Retail sales are often volatile on a monthly reporting basis, and the markets are getting to deal with a fresh round of negative news when it comes to the consumer spending habits of Americans. The Census Bureau reported that retail sales as a whole fell on a seasonally adjusted basis by 0.2% (to $513.4 billion) in April of 2019.
That 0.2% drop is worse than the consensus estimate from the Wall Street Journal for a 0.2% gain. It is also considerably worse than the revised March gain of 1.7% to $514.3 billion. While the monthly change number sounds atrocious, the April 2019 figure was still 3.1% higher than the retail sales data from April 2018.
Retail sales, excluding autos, was down less by 0.1% on a seasonally adjusted basis, but the consensus estimate for that figure was an expected gain of 0.7% in April.

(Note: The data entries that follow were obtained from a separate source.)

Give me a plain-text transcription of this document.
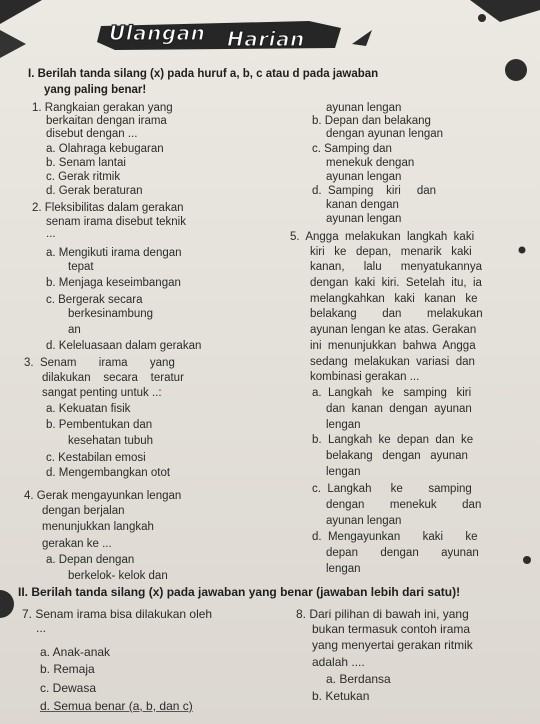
Ulangan Harian
I. Berilah tanda silang (x) pada huruf a, b, c atau d pada jawaban
yang paling benar!
1. Rangkaian gerakan yang
berkaitan dengan irama
disebut dengan ...
a. Olahraga kebugaran
b. Senam lantai
c. Gerak ritmik
d. Gerak beraturan
2. Fleksibilitas dalam gerakan
senam irama disebut teknik
...
a. Mengikuti irama dengan
tepat
b. Menjaga keseimbangan
c. Bergerak secara
berkesinambung
an
d. Keleluasaan dalam gerakan
3.  Senam       irama       yang
dilakukan    secara    teratur
sangat penting untuk ..:
a. Kekuatan fisik
b. Pembentukan dan
kesehatan tubuh
c. Kestabilan emosi
d. Mengembangkan otot
4. Gerak mengayunkan lengan
dengan berjalan
menunjukkan langkah
gerakan ke ...
a. Depan dengan
berkelok- kelok dan
ayunan lengan
b. Depan dan belakang
dengan ayunan lengan
c. Samping dan
menekuk dengan
ayunan lengan
d.  Samping    kiri     dan
kanan dengan
ayunan lengan
5.  Angga  melakukan  langkah  kaki
kiri   ke   depan,   menarik   kaki
kanan,      lalu      menyatukannya
dengan  kaki  kiri.  Setelah  itu,  ia
melangkahkan   kaki   kanan   ke
belakang        dan        melakukan
ayunan lengan ke atas. Gerakan
ini  menunjukkan  bahwa  Angga
sedang  melakukan  variasi  dan
kombinasi gerakan ...
a.  Langkah   ke   samping   kiri
dan  kanan  dengan  ayunan
lengan
b.  Langkah  ke  depan  dan  ke
belakang   dengan   ayunan
lengan
c.  Langkah      ke        samping
dengan        menekuk        dan
ayunan lengan
d.  Mengayunkan       kaki       ke
depan       dengan       ayunan
lengan
II. Berilah tanda silang (x) pada jawaban yang benar (jawaban lebih dari satu)!
7. Senam irama bisa dilakukan oleh
...
a. Anak-anak
b. Remaja
c. Dewasa
d. Semua benar (a, b, dan c)
8. Dari pilihan di bawah ini, yang
bukan termasuk contoh irama
yang menyertai gerakan ritmik
adalah ....
a. Berdansa
b. Ketukan
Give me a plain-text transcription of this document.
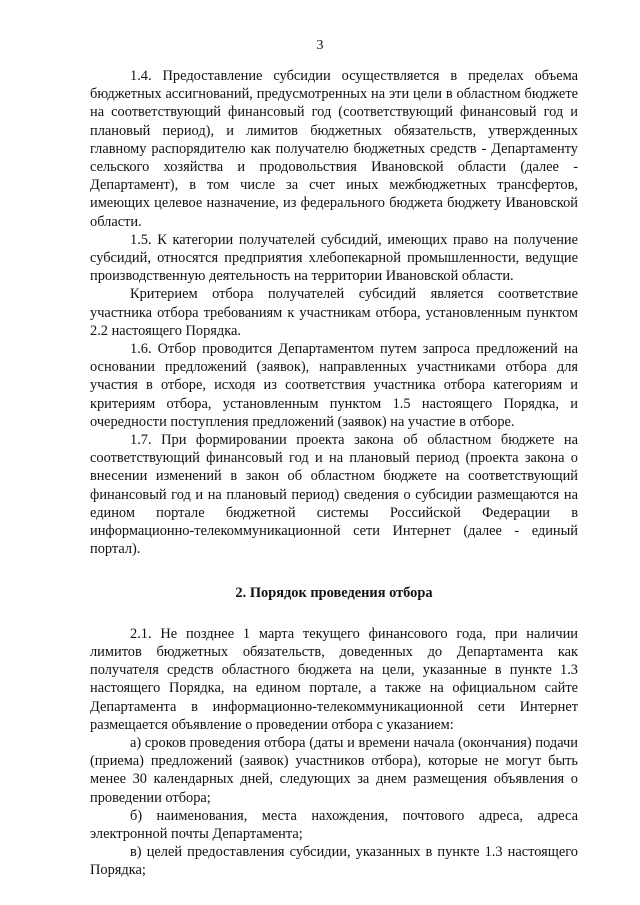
3

1.4. Предоставление субсидии осуществляется в пределах объема бюджетных ассигнований, предусмотренных на эти цели в областном бюджете на соответствующий финансовый год (соответствующий финансовый год и плановый период), и лимитов бюджетных обязательств, утвержденных главному распорядителю как получателю бюджетных средств - Департаменту сельского хозяйства и продовольствия Ивановской области (далее - Департамент), в том числе за счет иных межбюджетных трансфертов, имеющих целевое назначение, из федерального бюджета бюджету Ивановской области.

1.5. К категории получателей субсидий, имеющих право на получение субсидий, относятся предприятия хлебопекарной промышленности, ведущие производственную деятельность на территории Ивановской области.

Критерием отбора получателей субсидий является соответствие участника отбора требованиям к участникам отбора, установленным пунктом 2.2 настоящего Порядка.

1.6. Отбор проводится Департаментом путем запроса предложений на основании предложений (заявок), направленных участниками отбора для участия в отборе, исходя из соответствия участника отбора категориям и критериям отбора, установленным пунктом 1.5 настоящего Порядка, и очередности поступления предложений (заявок) на участие в отборе.

1.7. При формировании проекта закона об областном бюджете на соответствующий финансовый год и на плановый период (проекта закона о внесении изменений в закон об областном бюджете на соответствующий финансовый год и на плановый период) сведения о субсидии размещаются на едином портале бюджетной системы Российской Федерации в информационно-телекоммуникационной сети Интернет (далее - единый портал).

2. Порядок проведения отбора

2.1. Не позднее 1 марта текущего финансового года, при наличии лимитов бюджетных обязательств, доведенных до Департамента как получателя средств областного бюджета на цели, указанные в пункте 1.3 настоящего Порядка, на едином портале, а также на официальном сайте Департамента в информационно-телекоммуникационной сети Интернет размещается объявление о проведении отбора с указанием:

а) сроков проведения отбора (даты и времени начала (окончания) подачи (приема) предложений (заявок) участников отбора), которые не могут быть менее 30 календарных дней, следующих за днем размещения объявления о проведении отбора;

б) наименования, места нахождения, почтового адреса, адреса электронной почты Департамента;

в) целей предоставления субсидии, указанных в пункте 1.3 настоящего Порядка;
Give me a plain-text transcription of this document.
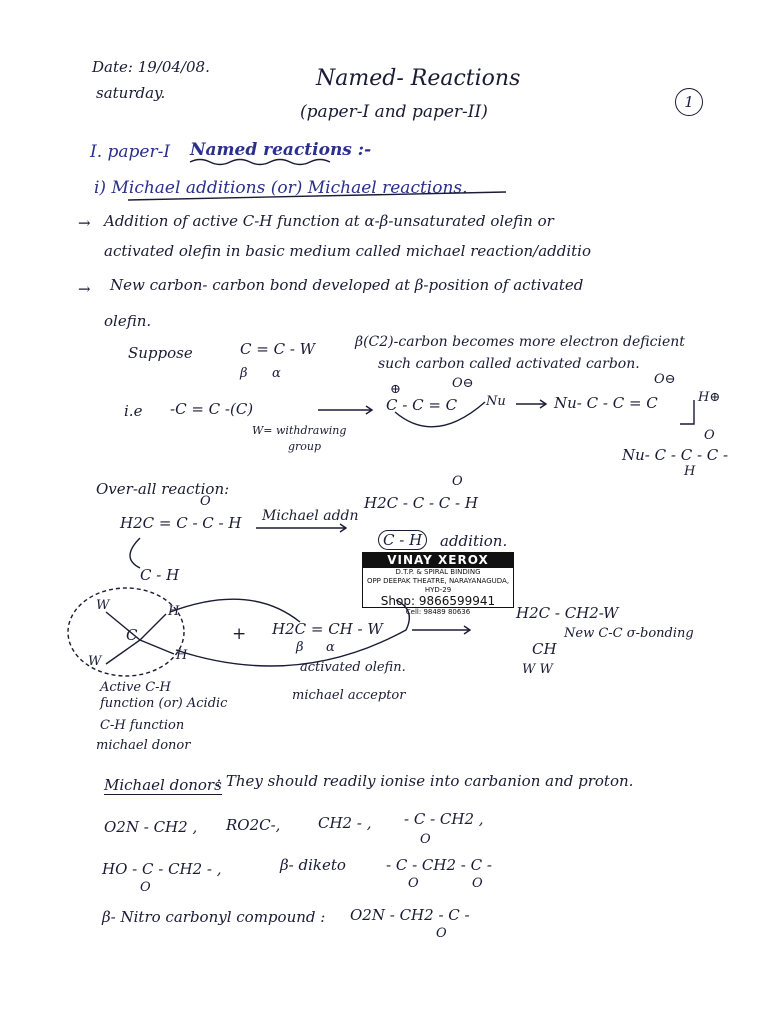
Date: 19/04/08.
saturday.
Named- Reactions
(paper-I and paper-II)	1
I. paper-I Named reactions :-
i) Michael additions (or) Michael reactions.
→ Addition of active C-H function at α-β-unsaturated olefin or
activated olefin in basic medium called michael reaction/additio
→ New carbon- carbon bond developed at β-position of activated
olefin.
Suppose	C = C - W
β α
β(C2)-carbon becomes more electron deficient
such carbon called activated carbon.
i.e -C = C -(C)
W= withdrawing
group
C - C = C
O⊖
⊕
Nu	Nu- C - C = C
O⊖
H⊕
Nu- C - C - C -
H
O
Over-all reaction:
H2C = C - C - H
O
C - H
Michael addn
H2C - C - C - H
O
C - H	addition.
VINAY XEROX
D.T.P. & SPIRAL BINDING
OPP DEEPAK THEATRE, NARAYANAGUDA, HYD-29
Shop: 9866599941
Cell: 98489 80636
W
W
H
H
C
Active C-H
function (or) Acidic
C-H function
michael donor
+ H2C = CH - W
β α
activated olefin.
michael acceptor
H2C - CH2-W
New C-C σ-bonding
CH
W W
Michael donors
: They should readily ionise into carbanion and proton.
O2N - CH2 , RO2C-,	CH2 - , - C - CH2 ,
O
HO - C - CH2 - ,
O
β- diketo	- C - CH2 - C -
O	O
β- Nitro carbonyl compound : O2N - CH2 - C -
O
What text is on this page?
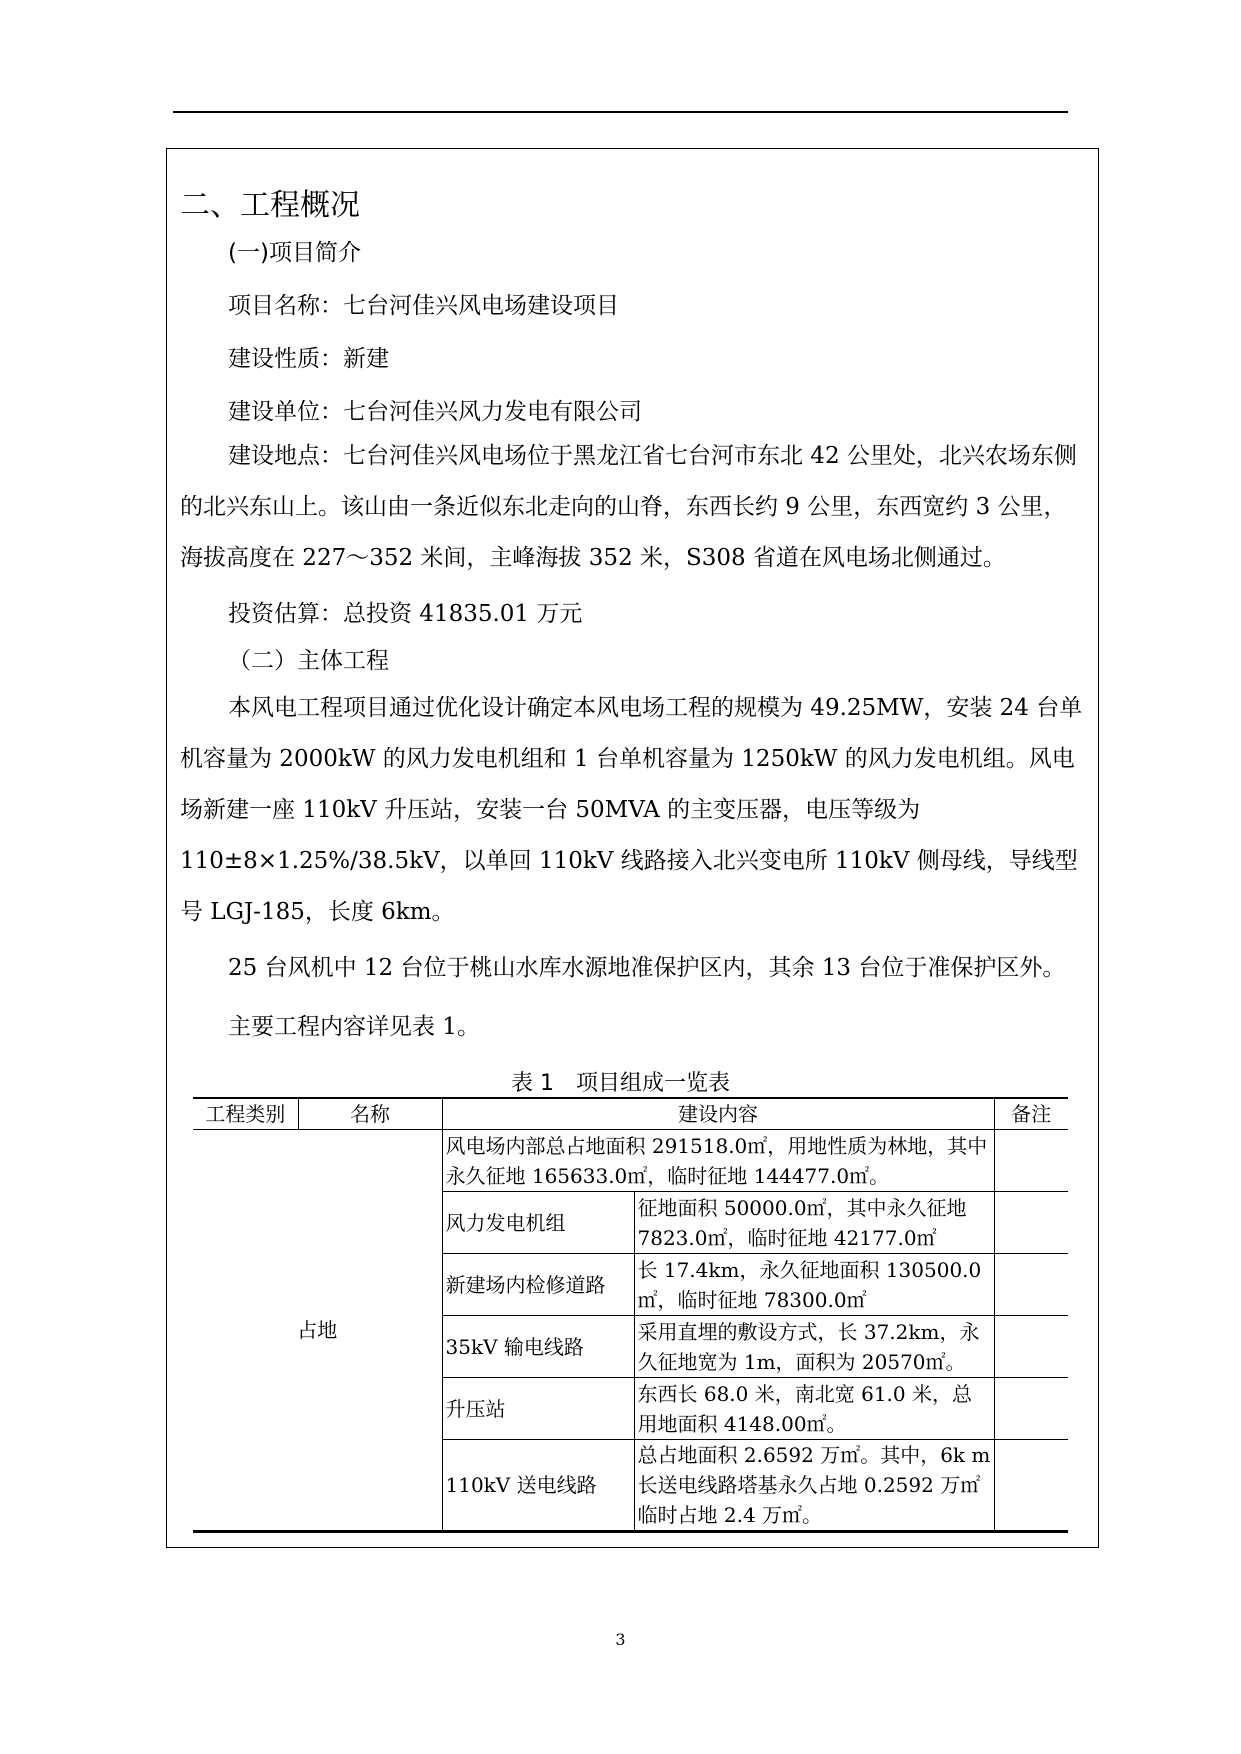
二、工程概况
(一)项目简介
项目名称：七台河佳兴风电场建设项目
建设性质：新建
建设单位：七台河佳兴风力发电有限公司

建设地点：七台河佳兴风电场位于黑龙江省七台河市东北 42 公里处，北兴农场东侧的北兴东山上。该山由一条近似东北走向的山脊，东西长约 9 公里，东西宽约 3 公里，海拔高度在 227～352 米间，主峰海拔 352 米，S308 省道在风电场北侧通过。

投资估算：总投资 41835.01 万元
（二）主体工程

本风电工程项目通过优化设计确定本风电场工程的规模为 49.25MW，安装 24 台单机容量为 2000kW 的风力发电机组和 1 台单机容量为 1250kW 的风力发电机组。风电场新建一座 110kV 升压站，安装一台 50MVA 的主变压器，电压等级为 110±8×1.25%/38.5kV，以单回 110kV 线路接入北兴变电所 110kV 侧母线，导线型号 LGJ-185，长度 6km。

25 台风机中 12 台位于桃山水库水源地准保护区内，其余 13 台位于准保护区外。

主要工程内容详见表 1。
表 1　项目组成一览表
工程类别	名称	建设内容		备注
占地		风电场内部总占地面积 291518.0㎡，用地性质为林地，其中永久征地 165633.0㎡，临时征地 144477.0㎡。		
		风力发电机组	征地面积 50000.0㎡，其中永久征地 7823.0㎡，临时征地 42177.0㎡	
		新建场内检修道路	长 17.4km，永久征地面积 130500.0㎡，临时征地 78300.0㎡	
		35kV 输电线路	采用直埋的敷设方式，长 37.2km，永久征地宽为 1m，面积为 20570㎡。	
		升压站	东西长 68.0 米，南北宽 61.0 米，总用地面积 4148.00㎡。	
		110kV 送电线路	总占地面积 2.6592 万㎡。其中，6k m 长送电线路塔基永久占地 0.2592 万㎡临时占地 2.4 万㎡。	
3
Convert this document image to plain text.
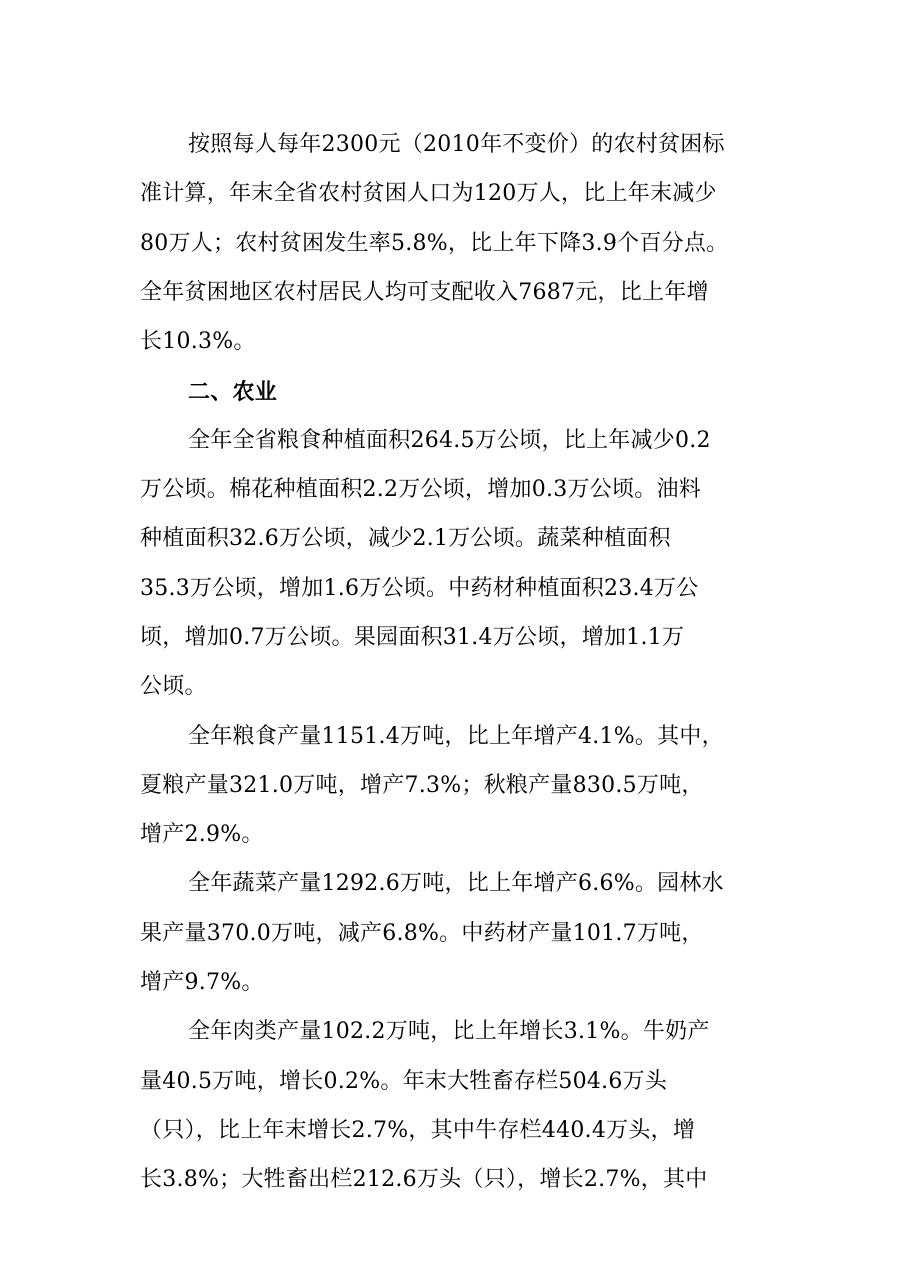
按照每人每年2300元（2010年不变价）的农村贫困标
准计算，年末全省农村贫困人口为120万人，比上年末减少
80万人；农村贫困发生率5.8%，比上年下降3.9个百分点。
全年贫困地区农村居民人均可支配收入7687元，比上年增
长10.3%。
二、农业
全年全省粮食种植面积264.5万公顷，比上年减少0.2
万公顷。棉花种植面积2.2万公顷，增加0.3万公顷。油料
种植面积32.6万公顷，减少2.1万公顷。蔬菜种植面积
35.3万公顷，增加1.6万公顷。中药材种植面积23.4万公
顷，增加0.7万公顷。果园面积31.4万公顷，增加1.1万
公顷。
全年粮食产量1151.4万吨，比上年增产4.1%。其中，
夏粮产量321.0万吨，增产7.3%；秋粮产量830.5万吨，
增产2.9%。
全年蔬菜产量1292.6万吨，比上年增产6.6%。园林水
果产量370.0万吨，减产6.8%。中药材产量101.7万吨，
增产9.7%。
全年肉类产量102.2万吨，比上年增长3.1%。牛奶产
量40.5万吨，增长0.2%。年末大牲畜存栏504.6万头
（只），比上年末增长2.7%，其中牛存栏440.4万头，增
长3.8%；大牲畜出栏212.6万头（只），增长2.7%，其中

Nonstore retailers, which includes sales from online-only retailers and Amazon (of course), were up 9.0% from April 2018.
Most segments showed weak in retail sales. The category for sporting goods, hobby, musical instrument and book stores were down 8.5% from a year ago. Weakness was also seen in electronics, clothing and hardware.
While retail sales are already known to be volatile, there are some ways that this may just be the hangover effect from a very strong March. After all, consumers had been told that the United States was close to a trade deal with China that would have averted the tit-for-tat tariffs we have read about in the news.
The other side of the coin is that perhaps consumers remain worried despite strong gross domestic product (GDP) north of 3% and the most recent 3.6% unemployment rate being the lowest in 50 years.
As a reminder, close to 70% of GDP is tied to consumer spending. That means the first month of the second quarter just kicked off with weaker GDP expectations, right ahead of the trade deal between the U.S. and China being harshly and suddenly called off.